The repeal of the labour reform, like the penal code, are mantras for rallies and little more. Repealing existing laws means annulling them in order to replace them; just repealing them would be insufficient, it would mean going back to something that did not work. So the labour counter-reform involves proposing another substitute law.
This government has been in office for two years now (three since the no-confidence vote), with the offer of this counter-reform at the forefront. And during such a long period of time, no draft bill (a decree law would be eccentric) has come out of the government with wording that modifies what it calls the “harmful norms” of that reform. This is without losing sight of the part of the previous reform (Zapatero’s) that so annoyed the unions they threatened a general strike.
Pedro Sánchez has promised in some ad hoc forums to repeal the labour reform. However, in other forums he has argued the opposite and flagged a revision of the Workers’ Statute, taking into account the new labour frameworks of the 21st century.
A lot of talk and few specifics; mere appearances. What bothers the trade unions about the 2013 labour reform is that it took away some of their power in favour of employers. A debatable thesis, not least because in practice the 2013 reform’s amendments were weakened by the ambiguities of the draf text and by court rulings. Thes have limited the effects of the reform.
The unions criticise the fact that the company agreement has more validity than the sectoral or territorial agreement. The reality of recent years shows that this possibility has not encouraged these company agreements which, in theory, weaken trade union power.

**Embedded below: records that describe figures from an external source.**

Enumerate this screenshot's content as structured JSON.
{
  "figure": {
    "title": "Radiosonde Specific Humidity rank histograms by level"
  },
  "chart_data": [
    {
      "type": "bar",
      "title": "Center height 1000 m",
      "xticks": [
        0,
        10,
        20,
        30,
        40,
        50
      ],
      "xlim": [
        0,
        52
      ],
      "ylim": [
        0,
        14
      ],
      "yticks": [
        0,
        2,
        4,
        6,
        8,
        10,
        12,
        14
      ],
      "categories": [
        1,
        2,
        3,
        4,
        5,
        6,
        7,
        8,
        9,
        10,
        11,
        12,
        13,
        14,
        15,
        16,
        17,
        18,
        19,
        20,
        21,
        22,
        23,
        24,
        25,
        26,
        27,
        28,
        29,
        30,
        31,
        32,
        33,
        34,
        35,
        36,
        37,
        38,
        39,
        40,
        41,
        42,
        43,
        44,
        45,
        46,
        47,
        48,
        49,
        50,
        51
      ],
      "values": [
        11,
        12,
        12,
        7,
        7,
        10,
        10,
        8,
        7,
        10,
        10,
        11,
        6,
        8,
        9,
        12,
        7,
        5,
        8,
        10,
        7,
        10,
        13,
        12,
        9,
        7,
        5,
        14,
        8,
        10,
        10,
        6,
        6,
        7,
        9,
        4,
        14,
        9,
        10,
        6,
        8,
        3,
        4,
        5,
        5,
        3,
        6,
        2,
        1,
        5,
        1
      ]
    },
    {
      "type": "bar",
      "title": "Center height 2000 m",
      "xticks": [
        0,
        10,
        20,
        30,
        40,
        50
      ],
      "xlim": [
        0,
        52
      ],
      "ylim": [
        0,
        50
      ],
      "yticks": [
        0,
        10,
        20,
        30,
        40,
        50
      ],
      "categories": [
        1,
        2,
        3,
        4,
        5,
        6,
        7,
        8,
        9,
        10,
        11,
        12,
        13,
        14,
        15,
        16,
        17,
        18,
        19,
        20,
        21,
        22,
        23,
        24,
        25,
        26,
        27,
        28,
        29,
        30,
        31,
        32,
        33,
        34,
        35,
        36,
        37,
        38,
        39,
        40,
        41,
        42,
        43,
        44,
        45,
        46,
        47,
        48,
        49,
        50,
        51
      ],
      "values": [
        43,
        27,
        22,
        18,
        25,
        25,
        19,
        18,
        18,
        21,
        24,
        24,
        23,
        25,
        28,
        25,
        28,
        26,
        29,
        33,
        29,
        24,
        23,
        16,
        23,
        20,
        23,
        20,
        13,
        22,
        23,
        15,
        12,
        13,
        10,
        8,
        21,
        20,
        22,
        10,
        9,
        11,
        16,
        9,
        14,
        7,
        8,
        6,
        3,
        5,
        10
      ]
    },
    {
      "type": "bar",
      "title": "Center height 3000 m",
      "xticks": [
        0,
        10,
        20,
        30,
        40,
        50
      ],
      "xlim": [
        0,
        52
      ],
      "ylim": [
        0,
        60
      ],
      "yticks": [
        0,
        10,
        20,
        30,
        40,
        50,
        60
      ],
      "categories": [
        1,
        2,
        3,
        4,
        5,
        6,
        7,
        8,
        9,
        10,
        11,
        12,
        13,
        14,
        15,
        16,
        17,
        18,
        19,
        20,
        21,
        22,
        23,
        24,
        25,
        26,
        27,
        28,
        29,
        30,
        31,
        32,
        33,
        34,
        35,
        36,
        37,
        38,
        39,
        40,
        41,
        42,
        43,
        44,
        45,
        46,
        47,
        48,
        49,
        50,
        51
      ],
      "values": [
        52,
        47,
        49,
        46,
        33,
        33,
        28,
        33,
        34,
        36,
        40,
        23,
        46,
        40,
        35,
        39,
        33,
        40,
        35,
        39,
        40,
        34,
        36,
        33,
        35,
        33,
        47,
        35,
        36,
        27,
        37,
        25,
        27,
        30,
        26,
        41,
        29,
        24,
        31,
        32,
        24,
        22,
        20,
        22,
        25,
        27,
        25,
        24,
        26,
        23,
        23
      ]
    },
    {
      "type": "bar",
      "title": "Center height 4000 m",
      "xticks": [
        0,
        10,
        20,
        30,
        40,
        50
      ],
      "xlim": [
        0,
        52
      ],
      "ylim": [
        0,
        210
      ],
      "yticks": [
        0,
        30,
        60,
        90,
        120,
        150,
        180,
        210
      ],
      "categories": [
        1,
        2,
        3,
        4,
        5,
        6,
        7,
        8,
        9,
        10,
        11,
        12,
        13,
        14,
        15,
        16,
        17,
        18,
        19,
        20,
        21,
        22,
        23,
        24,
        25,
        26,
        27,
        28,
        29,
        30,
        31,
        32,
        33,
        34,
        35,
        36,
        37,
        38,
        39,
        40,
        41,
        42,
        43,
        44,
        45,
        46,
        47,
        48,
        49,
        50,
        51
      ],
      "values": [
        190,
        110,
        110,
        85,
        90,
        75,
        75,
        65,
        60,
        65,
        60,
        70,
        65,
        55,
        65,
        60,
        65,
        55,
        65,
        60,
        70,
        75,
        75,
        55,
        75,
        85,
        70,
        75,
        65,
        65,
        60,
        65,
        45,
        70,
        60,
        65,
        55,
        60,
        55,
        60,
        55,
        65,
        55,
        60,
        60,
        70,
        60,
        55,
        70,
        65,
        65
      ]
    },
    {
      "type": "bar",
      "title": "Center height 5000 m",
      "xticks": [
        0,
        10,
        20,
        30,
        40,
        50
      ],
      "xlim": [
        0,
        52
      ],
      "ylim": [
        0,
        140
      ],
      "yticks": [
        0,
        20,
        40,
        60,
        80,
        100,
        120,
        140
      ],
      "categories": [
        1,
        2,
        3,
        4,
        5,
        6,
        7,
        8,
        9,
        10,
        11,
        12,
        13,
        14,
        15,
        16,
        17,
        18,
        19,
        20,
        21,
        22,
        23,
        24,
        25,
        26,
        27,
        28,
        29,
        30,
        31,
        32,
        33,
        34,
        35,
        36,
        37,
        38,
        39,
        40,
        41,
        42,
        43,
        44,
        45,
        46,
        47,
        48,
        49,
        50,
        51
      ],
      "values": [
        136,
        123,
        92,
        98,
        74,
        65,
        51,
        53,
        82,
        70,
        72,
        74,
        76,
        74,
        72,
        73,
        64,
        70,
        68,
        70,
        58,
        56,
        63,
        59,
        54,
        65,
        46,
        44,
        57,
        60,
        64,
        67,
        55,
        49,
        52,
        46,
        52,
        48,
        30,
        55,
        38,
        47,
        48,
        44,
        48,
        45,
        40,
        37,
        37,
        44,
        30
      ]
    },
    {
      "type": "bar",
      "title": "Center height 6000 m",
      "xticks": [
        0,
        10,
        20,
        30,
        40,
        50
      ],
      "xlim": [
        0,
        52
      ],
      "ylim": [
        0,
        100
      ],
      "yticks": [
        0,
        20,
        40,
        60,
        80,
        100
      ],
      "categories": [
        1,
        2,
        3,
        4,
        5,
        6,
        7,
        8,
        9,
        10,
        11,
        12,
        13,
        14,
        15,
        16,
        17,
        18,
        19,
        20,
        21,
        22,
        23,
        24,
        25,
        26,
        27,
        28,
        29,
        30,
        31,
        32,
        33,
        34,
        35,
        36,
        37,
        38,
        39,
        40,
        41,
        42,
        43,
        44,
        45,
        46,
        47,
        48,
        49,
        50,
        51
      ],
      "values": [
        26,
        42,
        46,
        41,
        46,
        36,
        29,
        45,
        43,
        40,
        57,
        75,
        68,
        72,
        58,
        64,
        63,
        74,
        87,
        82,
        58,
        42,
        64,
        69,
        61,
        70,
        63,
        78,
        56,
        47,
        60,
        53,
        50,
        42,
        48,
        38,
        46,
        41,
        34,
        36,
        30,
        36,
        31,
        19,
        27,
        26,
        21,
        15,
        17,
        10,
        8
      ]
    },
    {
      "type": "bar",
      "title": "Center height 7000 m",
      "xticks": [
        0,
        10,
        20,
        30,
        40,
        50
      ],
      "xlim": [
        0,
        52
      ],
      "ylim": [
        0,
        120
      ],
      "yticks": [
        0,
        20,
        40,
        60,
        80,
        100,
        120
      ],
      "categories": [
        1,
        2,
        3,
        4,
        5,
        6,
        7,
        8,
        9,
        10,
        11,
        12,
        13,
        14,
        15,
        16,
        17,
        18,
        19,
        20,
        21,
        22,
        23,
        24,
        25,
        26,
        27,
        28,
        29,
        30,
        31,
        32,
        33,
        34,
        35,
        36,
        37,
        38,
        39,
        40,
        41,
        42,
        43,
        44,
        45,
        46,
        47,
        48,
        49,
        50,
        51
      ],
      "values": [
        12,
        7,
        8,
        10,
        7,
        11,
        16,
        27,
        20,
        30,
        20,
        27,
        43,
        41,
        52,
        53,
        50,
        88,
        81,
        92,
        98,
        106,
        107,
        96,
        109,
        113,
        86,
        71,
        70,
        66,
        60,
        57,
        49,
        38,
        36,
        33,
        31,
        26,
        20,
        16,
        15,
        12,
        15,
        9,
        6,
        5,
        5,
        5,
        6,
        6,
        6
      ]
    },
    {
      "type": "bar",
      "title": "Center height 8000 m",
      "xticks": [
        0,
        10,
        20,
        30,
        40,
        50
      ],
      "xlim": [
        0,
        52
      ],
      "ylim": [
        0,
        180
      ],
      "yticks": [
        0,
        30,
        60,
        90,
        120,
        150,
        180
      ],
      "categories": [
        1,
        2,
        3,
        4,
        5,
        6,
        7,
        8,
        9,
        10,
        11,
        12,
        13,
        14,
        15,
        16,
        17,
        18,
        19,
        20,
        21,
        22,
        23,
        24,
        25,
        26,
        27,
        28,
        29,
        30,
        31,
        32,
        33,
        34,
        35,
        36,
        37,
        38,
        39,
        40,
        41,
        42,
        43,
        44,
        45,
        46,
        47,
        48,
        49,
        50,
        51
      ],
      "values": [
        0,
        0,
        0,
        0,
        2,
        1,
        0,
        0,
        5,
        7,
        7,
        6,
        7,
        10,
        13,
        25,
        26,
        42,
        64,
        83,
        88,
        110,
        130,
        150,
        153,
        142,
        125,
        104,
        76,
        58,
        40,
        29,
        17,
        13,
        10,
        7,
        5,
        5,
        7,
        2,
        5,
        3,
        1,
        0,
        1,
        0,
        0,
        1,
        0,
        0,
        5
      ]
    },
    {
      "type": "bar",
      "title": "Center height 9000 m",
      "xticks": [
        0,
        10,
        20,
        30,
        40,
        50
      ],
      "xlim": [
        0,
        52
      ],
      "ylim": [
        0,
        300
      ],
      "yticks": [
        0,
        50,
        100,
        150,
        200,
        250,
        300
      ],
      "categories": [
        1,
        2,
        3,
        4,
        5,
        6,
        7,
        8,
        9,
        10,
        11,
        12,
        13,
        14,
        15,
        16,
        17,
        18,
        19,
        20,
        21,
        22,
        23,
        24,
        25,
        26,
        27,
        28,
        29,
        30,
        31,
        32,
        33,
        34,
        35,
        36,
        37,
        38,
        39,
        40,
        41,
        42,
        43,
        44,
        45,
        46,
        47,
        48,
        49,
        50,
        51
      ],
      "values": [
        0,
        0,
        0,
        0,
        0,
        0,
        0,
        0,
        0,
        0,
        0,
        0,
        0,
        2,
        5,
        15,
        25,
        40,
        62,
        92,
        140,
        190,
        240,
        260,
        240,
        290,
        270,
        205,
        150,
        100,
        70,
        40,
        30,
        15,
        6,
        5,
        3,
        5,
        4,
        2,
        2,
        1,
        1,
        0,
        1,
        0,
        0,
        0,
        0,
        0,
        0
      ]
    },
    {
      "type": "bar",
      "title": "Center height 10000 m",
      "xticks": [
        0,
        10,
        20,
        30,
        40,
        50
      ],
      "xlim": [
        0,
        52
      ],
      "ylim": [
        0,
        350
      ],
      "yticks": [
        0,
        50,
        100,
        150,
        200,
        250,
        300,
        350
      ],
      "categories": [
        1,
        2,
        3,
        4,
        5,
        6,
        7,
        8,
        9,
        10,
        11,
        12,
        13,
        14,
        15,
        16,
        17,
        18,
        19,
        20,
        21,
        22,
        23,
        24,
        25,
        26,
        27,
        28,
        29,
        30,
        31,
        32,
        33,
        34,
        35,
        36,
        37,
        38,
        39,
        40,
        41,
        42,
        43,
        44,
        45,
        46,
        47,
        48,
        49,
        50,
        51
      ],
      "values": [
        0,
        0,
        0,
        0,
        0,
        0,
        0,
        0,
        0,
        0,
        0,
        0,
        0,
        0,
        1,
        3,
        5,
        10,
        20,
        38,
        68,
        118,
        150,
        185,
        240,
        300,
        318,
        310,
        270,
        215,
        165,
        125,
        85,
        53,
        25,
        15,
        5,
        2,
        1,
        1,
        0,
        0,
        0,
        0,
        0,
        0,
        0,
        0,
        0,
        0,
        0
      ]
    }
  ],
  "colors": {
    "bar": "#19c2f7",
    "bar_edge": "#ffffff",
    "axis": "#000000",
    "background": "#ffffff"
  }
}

The same applies to the ultra-activity of agreements which remain in force beyond their term, until another one is negotiated. Basically, these are trivialities within a labour market framework that has been malfunctioning in Spain for decades. It has resulted in a society with high unemployment, precariousness and low wages. In short, a labour hell.
What is urgent and important would be a real labour reform, especially if the aim is to create stable and well-paid employment. Instead, we are facing a political confrontation of power within the government itself between the purples and the reds. They want to pretend to be on the left because they protect the unions in order to bring them closer to the ruling party. Perhaps the Ministry of Labour should be called the Ministry of Trade Union Relations. There has already been one.